Definition

Context injection is the practice of inserting retrieved documents, passages, metadata, or other external information into a language model’s prompt so that the model can base its answer on that specific content rather than relying solely on its training knowledge. It is the mechanism that connects the retrieval layer to the generative layer in a RAG system: after relevant documents are found, they are “injected” into the prompt alongside the user’s question. The quality of context injection — what is included, how it is formatted, and where it is placed — significantly affects answer quality.

Why it matters

Grounded generation — by providing the model with specific source documents, context injection ensures answers are based on authoritative legal texts rather than the model’s potentially outdated or inaccurate training data
Citation enablement — injected context comes with metadata (article numbers, publication dates, source identifiers) that the model can use to produce verifiable citations in its answer
Scope control — context injection defines the boundaries of what the model should consider; the system prompt can instruct the model to only use the injected context, preventing it from generating ungrounded claims
Dynamic knowledge — unlike fine-tuning, which bakes knowledge into model weights, context injection provides fresh information at query time, making the system immediately responsive to new legislation or rulings

How it works

Context injection follows the retrieval stage and precedes generation:

Selection — the retrieval pipeline produces a ranked list of relevant passages. The top-k passages (typically 5-20) are selected for injection. Too few passages risk missing important context; too many risk exceeding the model’s context window or diluting relevance.

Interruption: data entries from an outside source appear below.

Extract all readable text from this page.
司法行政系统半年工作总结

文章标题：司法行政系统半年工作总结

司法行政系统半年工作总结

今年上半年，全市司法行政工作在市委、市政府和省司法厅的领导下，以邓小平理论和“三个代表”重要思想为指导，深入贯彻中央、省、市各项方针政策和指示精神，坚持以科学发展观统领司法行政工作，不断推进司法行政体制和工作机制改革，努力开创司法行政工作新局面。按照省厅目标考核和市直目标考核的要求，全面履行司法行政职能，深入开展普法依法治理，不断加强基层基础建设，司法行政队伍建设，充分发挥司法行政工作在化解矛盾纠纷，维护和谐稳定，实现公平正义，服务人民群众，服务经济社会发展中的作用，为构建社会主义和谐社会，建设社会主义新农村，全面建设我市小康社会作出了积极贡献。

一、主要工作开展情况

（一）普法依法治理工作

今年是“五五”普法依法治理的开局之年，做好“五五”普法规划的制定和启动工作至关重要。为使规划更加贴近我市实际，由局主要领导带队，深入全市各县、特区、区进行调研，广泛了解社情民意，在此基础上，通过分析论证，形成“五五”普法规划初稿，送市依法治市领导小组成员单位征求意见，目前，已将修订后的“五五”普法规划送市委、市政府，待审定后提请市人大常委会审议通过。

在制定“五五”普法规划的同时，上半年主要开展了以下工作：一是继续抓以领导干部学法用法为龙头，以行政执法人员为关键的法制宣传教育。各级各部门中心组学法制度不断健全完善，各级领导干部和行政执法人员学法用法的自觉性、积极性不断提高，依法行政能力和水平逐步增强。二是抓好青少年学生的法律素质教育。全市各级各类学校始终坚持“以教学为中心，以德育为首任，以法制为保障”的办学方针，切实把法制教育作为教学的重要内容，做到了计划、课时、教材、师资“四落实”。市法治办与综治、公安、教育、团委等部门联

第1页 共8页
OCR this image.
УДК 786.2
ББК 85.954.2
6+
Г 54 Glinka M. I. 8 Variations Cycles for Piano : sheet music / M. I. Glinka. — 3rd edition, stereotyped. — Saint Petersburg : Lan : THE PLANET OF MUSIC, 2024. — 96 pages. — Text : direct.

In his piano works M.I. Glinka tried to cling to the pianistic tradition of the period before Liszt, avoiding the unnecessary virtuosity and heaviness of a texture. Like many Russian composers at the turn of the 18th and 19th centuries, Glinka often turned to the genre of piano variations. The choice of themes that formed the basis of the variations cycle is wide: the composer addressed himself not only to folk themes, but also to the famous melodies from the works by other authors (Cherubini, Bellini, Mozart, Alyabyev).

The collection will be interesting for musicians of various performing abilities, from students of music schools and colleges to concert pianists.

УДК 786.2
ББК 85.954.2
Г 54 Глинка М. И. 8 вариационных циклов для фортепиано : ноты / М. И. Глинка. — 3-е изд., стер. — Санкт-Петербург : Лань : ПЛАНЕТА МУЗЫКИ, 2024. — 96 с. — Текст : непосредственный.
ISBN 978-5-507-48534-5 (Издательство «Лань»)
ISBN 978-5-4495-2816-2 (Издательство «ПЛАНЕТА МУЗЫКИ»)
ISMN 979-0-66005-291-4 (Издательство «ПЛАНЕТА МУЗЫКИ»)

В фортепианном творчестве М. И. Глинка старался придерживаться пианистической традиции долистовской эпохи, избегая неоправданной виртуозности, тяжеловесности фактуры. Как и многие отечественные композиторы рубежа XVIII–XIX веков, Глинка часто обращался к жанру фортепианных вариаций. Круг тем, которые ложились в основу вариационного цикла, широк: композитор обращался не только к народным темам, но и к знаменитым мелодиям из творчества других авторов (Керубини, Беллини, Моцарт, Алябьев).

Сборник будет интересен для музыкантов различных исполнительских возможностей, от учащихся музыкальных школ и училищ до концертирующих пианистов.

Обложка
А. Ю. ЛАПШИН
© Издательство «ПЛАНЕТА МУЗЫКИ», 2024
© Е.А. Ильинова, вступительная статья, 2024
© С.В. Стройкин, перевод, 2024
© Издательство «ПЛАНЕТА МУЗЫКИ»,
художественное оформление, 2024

Formatting — selected passages are formatted for clarity. Each passage is typically presented with its source metadata (document title, article number, publication date, jurisdiction) and clearly delineated from other passages. Consistent formatting helps the model distinguish between different sources and cite them accurately.

Placement — the injected context is placed within the prompt, usually between the system instructions and the user’s question. The system prompt includes instructions about how to use the context: “Answer based only on the following sources”, “Cite the specific article for each claim”, “If the provided sources do not address the question, say so.”

Context window management — the total prompt (system instructions + injected context + user question) must fit within the model’s context window. When the retrieved context is too large, strategies include truncating lower-ranked passages, summarising passages before injection, or splitting the query into sub-queries each with a smaller context payload.

The main risk of context injection is context poisoning — if irrelevant or incorrect passages are injected (due to retrieval errors), the model may produce answers based on that incorrect context. This is why retrieval quality is the upstream dependency for effective context injection.

Common questions

Q: Is context injection the same as RAG?

A: Context injection is one step within the RAG process. RAG includes retrieval (finding relevant documents), context injection (inserting them into the prompt), and generation (producing the answer). Context injection is the bridge between retrieval and generation.

Q: How is context injection different from prompt injection?

A: Context injection is a legitimate system design pattern — the application intentionally provides context to the model. Prompt injection is a security attack where malicious content in user input or external data attempts to override the model’s instructions. They use a similar mechanism (adding text to the prompt) but with opposite intent.

References

Wenxiao Zhang et al. (2024), “A Study on Prompt Injection Attack Against LLM-Integrated Mobile Robotic Systems”, 2024 IEEE 35th International Symposium on Software Reliability Engineering Workshops (ISSREW).

Rafael Ferreira Mello et al. (2025), “Automatic Short Answer Grading in the LLM Era: Does GPT-4 with Prompt Engineering beat Traditional Models?”, International Conference on Learning Analytics and Knowledge.

Xin Yin et al. (2025), “Enhancing LLM’s Ability to Generate More Repository-Aware Unit Tests Through Precise Contextual Information Injection”, arXiv.